Why Measles Hits So Hard Within N.Y. Orthodox Jewish Community

The Rockland County, N.Y., woman hadn’t told her obstetrician that she had a fever and rash, two key signs of a measles infection. A member of the Orthodox Jewish community there, she went into premature labor at 34 weeks, possibly as a result of the infection. Her baby was born with measles and spent his first 10 days in the neonatal intensive care unit.

The infant is home now, but “we don’t know how this baby will do,” said Dr. Patricia Schnabel Ruppert, the health commissioner for Rockland County.

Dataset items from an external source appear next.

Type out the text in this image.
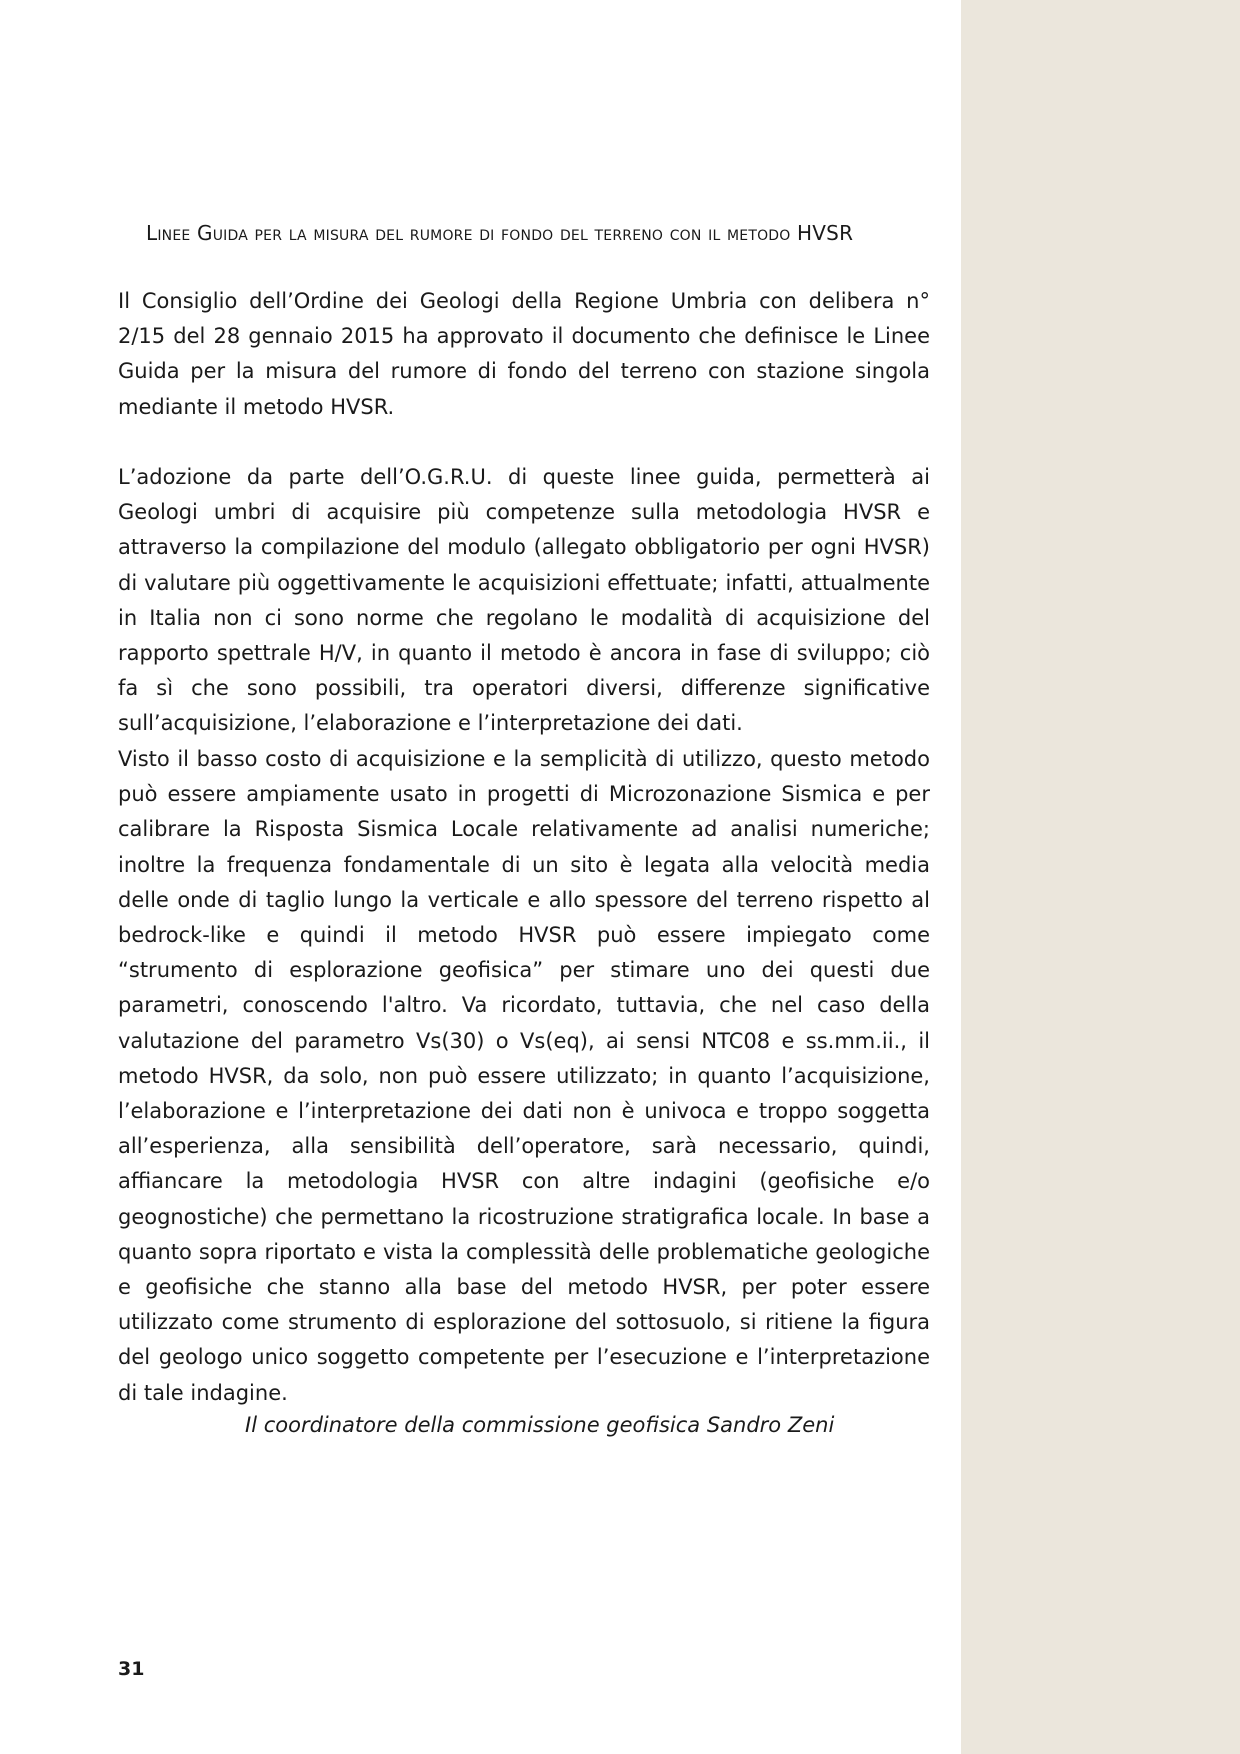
Linee Guida per la misura del rumore di fondo del terreno con il metodo HVSR

Il Consiglio dell’Ordine dei Geologi della Regione Umbria con delibera n° 2/15 del 28 gennaio 2015 ha approvato il documento che definisce le Linee Guida per la misura del rumore di fondo del terreno con stazione singola mediante il metodo HVSR.

L’adozione da parte dell’O.G.R.U. di queste linee guida, permetterà ai Geologi umbri di acquisire più competenze sulla metodologia HVSR e attraverso la compilazione del modulo (allegato obbligatorio per ogni HVSR) di valutare più oggettivamente le acquisizioni effettuate; infatti, attualmente in Italia non ci sono norme che regolano le modalità di acquisizione del rapporto spettrale H/V, in quanto il metodo è ancora in fase di sviluppo; ciò fa sì che sono possibili, tra operatori diversi, differenze significative sull’acquisizione, l’elaborazione e l’interpretazione dei dati.

Visto il basso costo di acquisizione e la semplicità di utilizzo, questo metodo può essere ampiamente usato in progetti di Microzonazione Sismica e per calibrare la Risposta Sismica Locale relativamente ad analisi numeriche; inoltre la frequenza fondamentale di un sito è legata alla velocità media delle onde di taglio lungo la verticale e allo spessore del terreno rispetto al bedrock-like e quindi il metodo HVSR può essere impiegato come “strumento di esplorazione geofisica” per stimare uno dei questi due parametri, conoscendo l'altro. Va ricordato, tuttavia, che nel caso della valutazione del parametro Vs(30) o Vs(eq), ai sensi NTC08 e ss.mm.ii., il metodo HVSR, da solo, non può essere utilizzato; in quanto l’acquisizione, l’elaborazione e l’interpretazione dei dati non è univoca e troppo soggetta all’esperienza, alla sensibilità dell’operatore, sarà necessario, quindi, affiancare la metodologia HVSR con altre indagini (geofisiche e/o geognostiche) che permettano la ricostruzione stratigrafica locale. In base a quanto sopra riportato e vista la complessità delle problematiche geologiche e geofisiche che stanno alla base del metodo HVSR, per poter essere utilizzato come strumento di esplorazione del sottosuolo, si ritiene la figura del geologo unico soggetto competente per l’esecuzione e l’interpretazione di tale indagine.

Il coordinatore della commissione geofisica Sandro Zeni
31
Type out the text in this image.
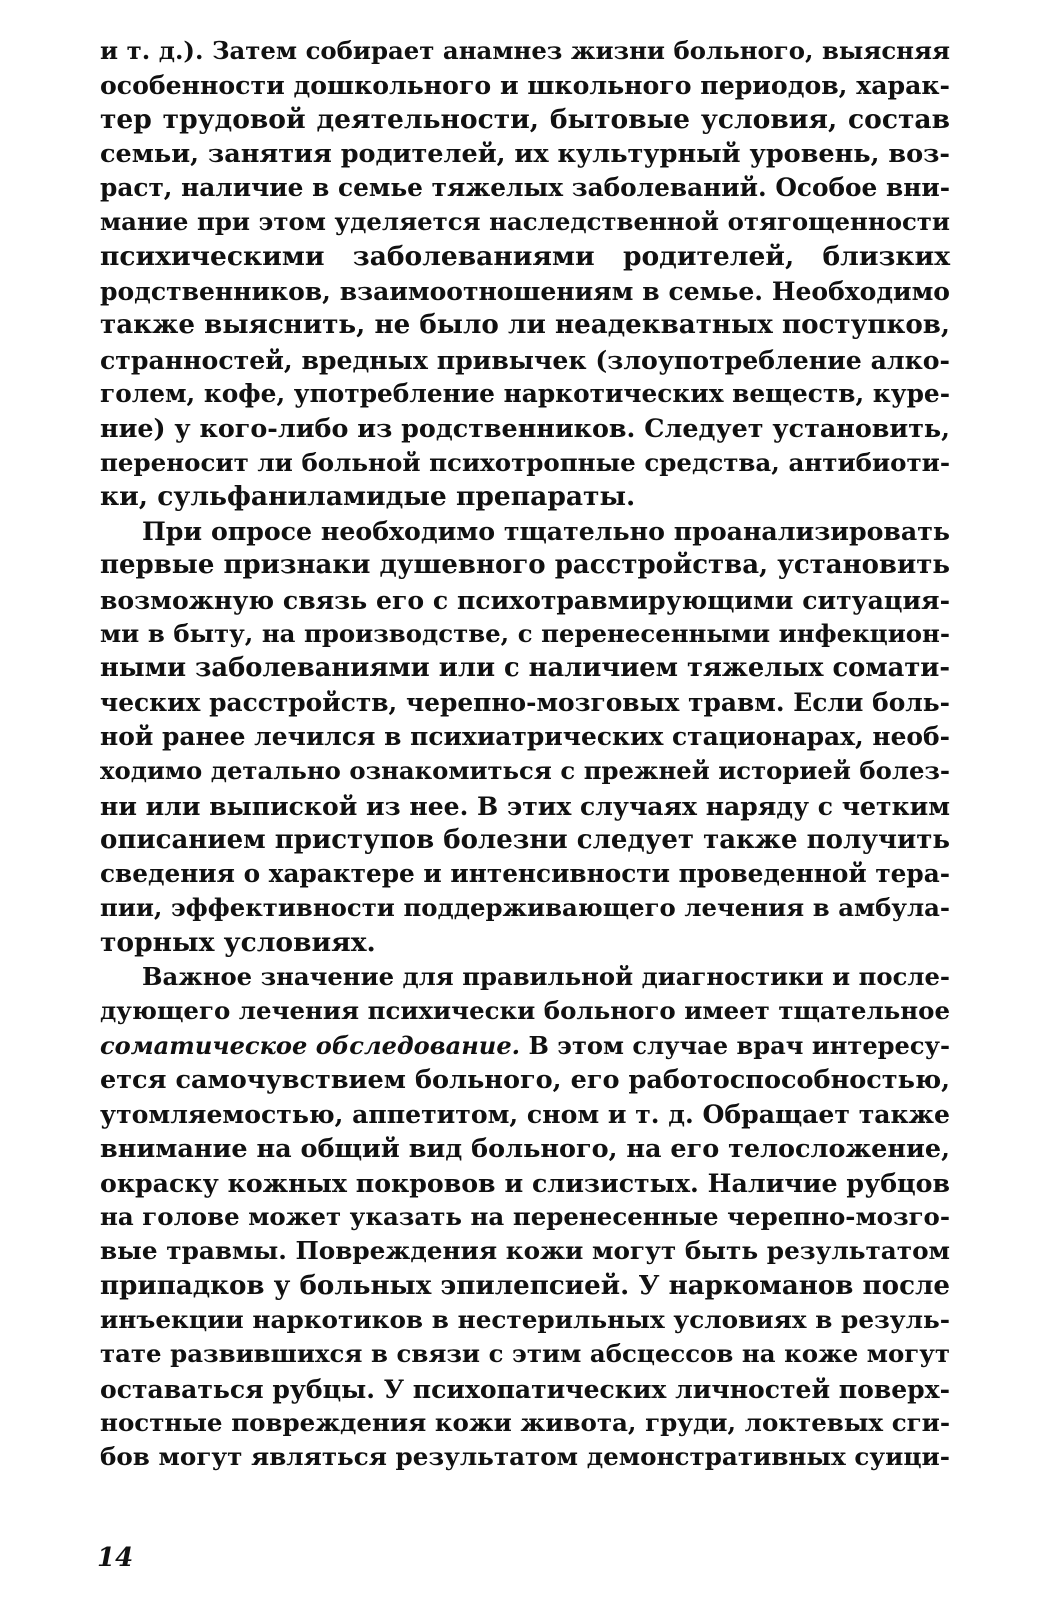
и т. д.). Затем собирает анамнез жизни больного, выясняя
особенности дошкольного и школьного периодов, харак-
тер трудовой деятельности, бытовые условия, состав
семьи, занятия родителей, их культурный уровень, воз-
раст, наличие в семье тяжелых заболеваний. Особое вни-
мание при этом уделяется наследственной отягощенности
психическими заболеваниями родителей, близких
родственников, взаимоотношениям в семье. Необходимо
также выяснить, не было ли неадекватных поступков,
странностей, вредных привычек (злоупотребление алко-
голем, кофе, употребление наркотических веществ, куре-
ние) у кого-либо из родственников. Следует установить,
переносит ли больной психотропные средства, антибиоти-
ки, сульфаниламидые препараты.
При опросе необходимо тщательно проанализировать
первые признаки душевного расстройства, установить
возможную связь его с психотравмирующими ситуация-
ми в быту, на производстве, с перенесенными инфекцион-
ными заболеваниями или с наличием тяжелых сомати-
ческих расстройств, черепно-мозговых травм. Если боль-
ной ранее лечился в психиатрических стационарах, необ-
ходимо детально ознакомиться с прежней историей болез-
ни или выпиской из нее. В этих случаях наряду с четким
описанием приступов болезни следует также получить
сведения о характере и интенсивности проведенной тера-
пии, эффективности поддерживающего лечения в амбула-
торных условиях.
Важное значение для правильной диагностики и после-
дующего лечения психически больного имеет тщательное
соматическое обследование. В этом случае врач интересу-
ется самочувствием больного, его работоспособностью,
утомляемостью, аппетитом, сном и т. д. Обращает также
внимание на общий вид больного, на его телосложение,
окраску кожных покровов и слизистых. Наличие рубцов
на голове может указать на перенесенные черепно-мозго-
вые травмы. Повреждения кожи могут быть результатом
припадков у больных эпилепсией. У наркоманов после
инъекции наркотиков в нестерильных условиях в резуль-
тате развившихся в связи с этим абсцессов на коже могут
оставаться рубцы. У психопатических личностей поверх-
ностные повреждения кожи живота, груди, локтевых сги-
бов могут являться результатом демонстративных суици-
14
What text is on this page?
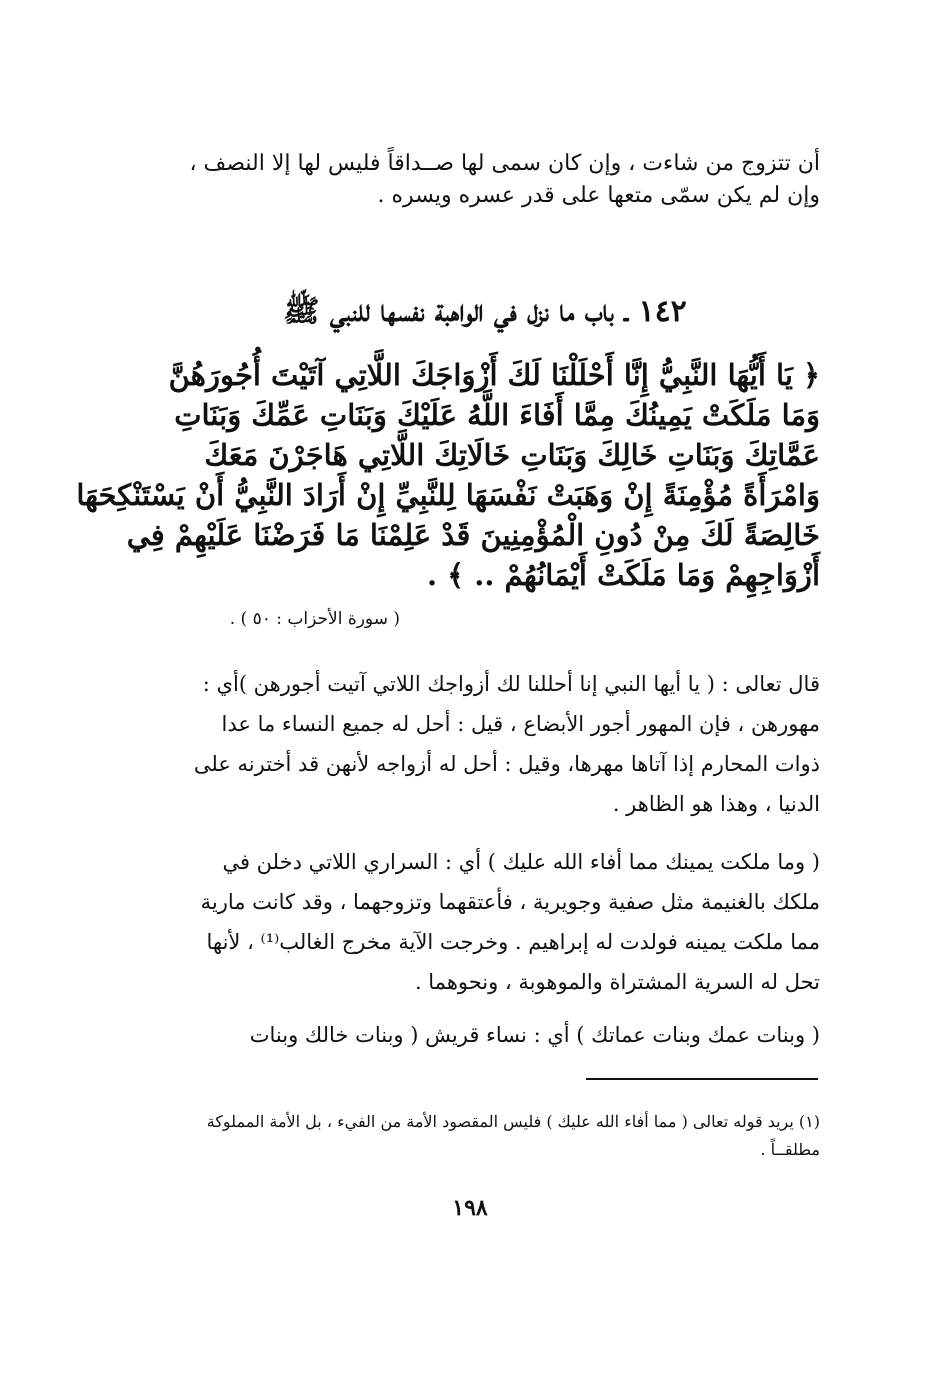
أن تتزوج من شاءت ، وإن كان سمى لها صــداقاً فليس لها إلا النصف ،
وإن لم يكن سمّى متعها على قدر عسره ويسره .
١٤٢ ـ باب ما نزل في الواهبة نفسها للنبي ﷺ
﴿ يَا أَيُّهَا النَّبِيُّ إِنَّا أَحْلَلْنَا لَكَ أَزْوَاجَكَ اللَّاتِي آتَيْتَ أُجُورَهُنَّ
وَمَا مَلَكَتْ يَمِينُكَ مِمَّا أَفَاءَ اللَّهُ عَلَيْكَ وَبَنَاتِ عَمِّكَ وَبَنَاتِ
عَمَّاتِكَ وَبَنَاتِ خَالِكَ وَبَنَاتِ خَالَاتِكَ اللَّاتِي هَاجَرْنَ مَعَكَ
وَامْرَأَةً مُؤْمِنَةً إِنْ وَهَبَتْ نَفْسَهَا لِلنَّبِيِّ إِنْ أَرَادَ النَّبِيُّ أَنْ يَسْتَنْكِحَهَا
خَالِصَةً لَكَ مِنْ دُونِ الْمُؤْمِنِينَ قَدْ عَلِمْنَا مَا فَرَضْنَا عَلَيْهِمْ فِي
أَزْوَاجِهِمْ وَمَا مَلَكَتْ أَيْمَانُهُمْ .. ﴾ .
( سورة الأحزاب : ٥٠ ) .
قال تعالى : ( يا أيها النبي إنا أحللنا لك أزواجك اللاتي آتيت أجورهن )أي :
مهورهن ، فإن المهور أجور الأبضاع ، قيل : أحل له جميع النساء ما عدا
ذوات المحارم إذا آتاها مهرها، وقيل : أحل له أزواجه لأنهن قد أخترنه على
الدنيا ، وهذا هو الظاهر .
( وما ملكت يمينك مما أفاء الله عليك ) أي : السراري اللاتي دخلن في
ملكك بالغنيمة مثل صفية وجويرية ، فأعتقهما وتزوجهما ، وقد كانت مارية
مما ملكت يمينه فولدت له إبراهيم . وخرجت الآية مخرج الغالب⁽¹⁾ ، لأنها
تحل له السرية المشتراة والموهوبة ، ونحوهما .
( وبنات عمك وبنات عماتك ) أي : نساء قريش ( وبنات خالك وبنات
(١) يريد قوله تعالى ( مما أفاء الله عليك ) فليس المقصود الأمة من الفيء ، بل الأمة المملوكة
مطلقــاً .
١٩٨
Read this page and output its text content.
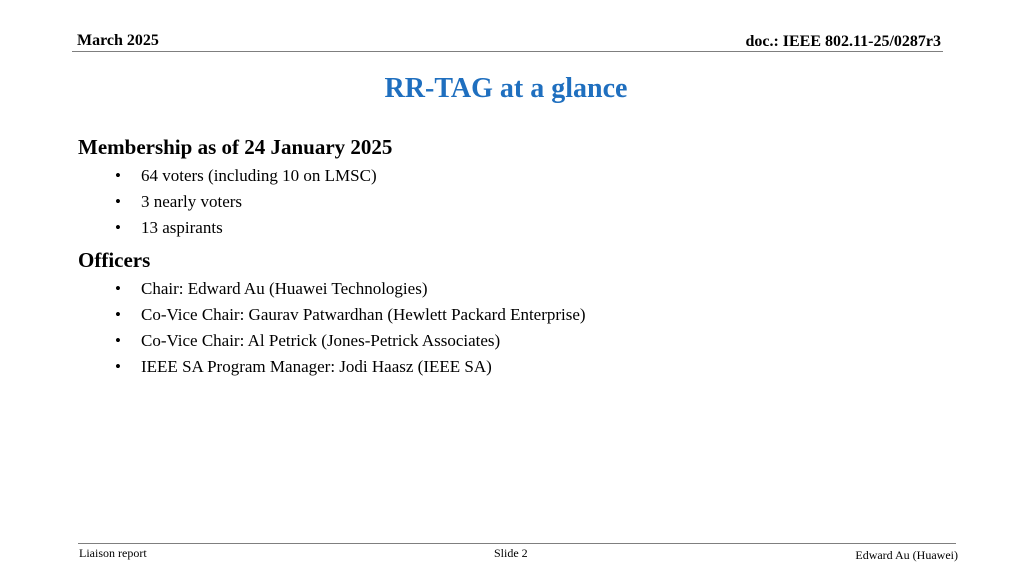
March 2025	doc.: IEEE 802.11-25/0287r3
RR-TAG at a glance

Membership as of 24 January 2025

• 64 voters (including 10 on LMSC)
• 3 nearly voters
• 13 aspirants

Officers

• Chair: Edward Au (Huawei Technologies)
• Co-Vice Chair: Gaurav Patwardhan (Hewlett Packard Enterprise)
• Co-Vice Chair: Al Petrick (Jones-Petrick Associates)
• IEEE SA Program Manager: Jodi Haasz (IEEE SA)
Liaison report	Slide 2	Edward Au (Huawei)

When young children contract measles, they face a heightened risk of complications from the disease, including seizures or hearing and vision problems down the road.

The measles case Ruppert described is just one of many. New York state’s outbreaks, which began last October, have gone on longer and infected more people than any other current outbreak nationwide. More than 275 cases of the disease have been confirmed statewide through the first week of March, primarily in the New York City borough of Brooklyn and in Rockland County towns northwest of the city.

That total makes up about half of the 578 confirmed cases in 11 states that were reported nationwide by the federal Centers for Disease Control and Prevention from January 2018 through the end of last month. Washington state, with 76 cases by the end of February, has the second-highest number of cases.